Jeder Rechtsstaat der so argumentiert verdient es nicht als "Rechtsstaat" bezeichnet zu werden.

Keli Orange
 
00
19.11.2011, 12:41

Das Problem ist: die Militärdiktatur dankt nur mit Amnestie ab.

Die Frage ist: lieber weiter vom Militär heruntergewirtschaftet, unterdrückt und geknechtet zu werden oder eine Demokratie, die eben ihre Augen gegenüber dem Unrecht der Diktaturzeit geschlossen halten muß.
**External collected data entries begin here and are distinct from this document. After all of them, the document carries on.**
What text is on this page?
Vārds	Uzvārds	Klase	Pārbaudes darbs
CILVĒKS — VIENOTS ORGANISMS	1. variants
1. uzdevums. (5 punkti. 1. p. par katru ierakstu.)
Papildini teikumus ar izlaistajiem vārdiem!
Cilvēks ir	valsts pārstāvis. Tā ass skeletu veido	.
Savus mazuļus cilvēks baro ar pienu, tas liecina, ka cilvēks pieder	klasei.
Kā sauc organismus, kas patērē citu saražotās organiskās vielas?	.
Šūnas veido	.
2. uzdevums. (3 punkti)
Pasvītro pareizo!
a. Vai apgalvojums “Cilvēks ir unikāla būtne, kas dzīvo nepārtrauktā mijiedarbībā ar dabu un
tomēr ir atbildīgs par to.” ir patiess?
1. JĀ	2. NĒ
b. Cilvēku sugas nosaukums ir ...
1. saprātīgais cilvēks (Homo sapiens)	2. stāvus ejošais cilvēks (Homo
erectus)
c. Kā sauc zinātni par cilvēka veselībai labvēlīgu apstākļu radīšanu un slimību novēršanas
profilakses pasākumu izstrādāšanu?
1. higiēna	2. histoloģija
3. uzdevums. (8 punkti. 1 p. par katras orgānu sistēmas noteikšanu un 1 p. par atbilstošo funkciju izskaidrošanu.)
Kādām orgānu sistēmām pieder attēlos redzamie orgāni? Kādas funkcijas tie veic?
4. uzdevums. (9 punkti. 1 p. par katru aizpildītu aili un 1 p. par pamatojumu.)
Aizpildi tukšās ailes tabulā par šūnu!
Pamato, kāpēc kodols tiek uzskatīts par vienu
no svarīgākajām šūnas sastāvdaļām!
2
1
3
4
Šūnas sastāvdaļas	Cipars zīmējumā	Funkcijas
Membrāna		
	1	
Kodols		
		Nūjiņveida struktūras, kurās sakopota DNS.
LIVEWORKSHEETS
Ein anderer Fall ist, wenn eine Volksrevolte das Regime zu Fall bringt, so wie in Osteuropa zB. Da kann man über irgendwelche Amnestiegesetze hinwegsehen.

Animation
 
12
18.11.2011, 22:11
wird bei uns in österreich nie passieren

SterzinOz
00
19.11.2011, 02:56
Da muss mir wohl was entgangen sein.

In Österreich gab es also bis 1985 auch eine Militärdikatur? Und das hat Sie zu Ihrem intelligenten Vergleich mit Brasilien angeregt?

roll initiative
10
19.11.2011, 17:22

naja ... der verbrecherführer der letzten rein österreichischen diktatur hängt immerhin noch in den klubräumen einer parlamentspartei ... und da wären ein paar jahrzehnte mehr zeit gewesen das mal aufzuarbeiten oder sich zu distanzieren.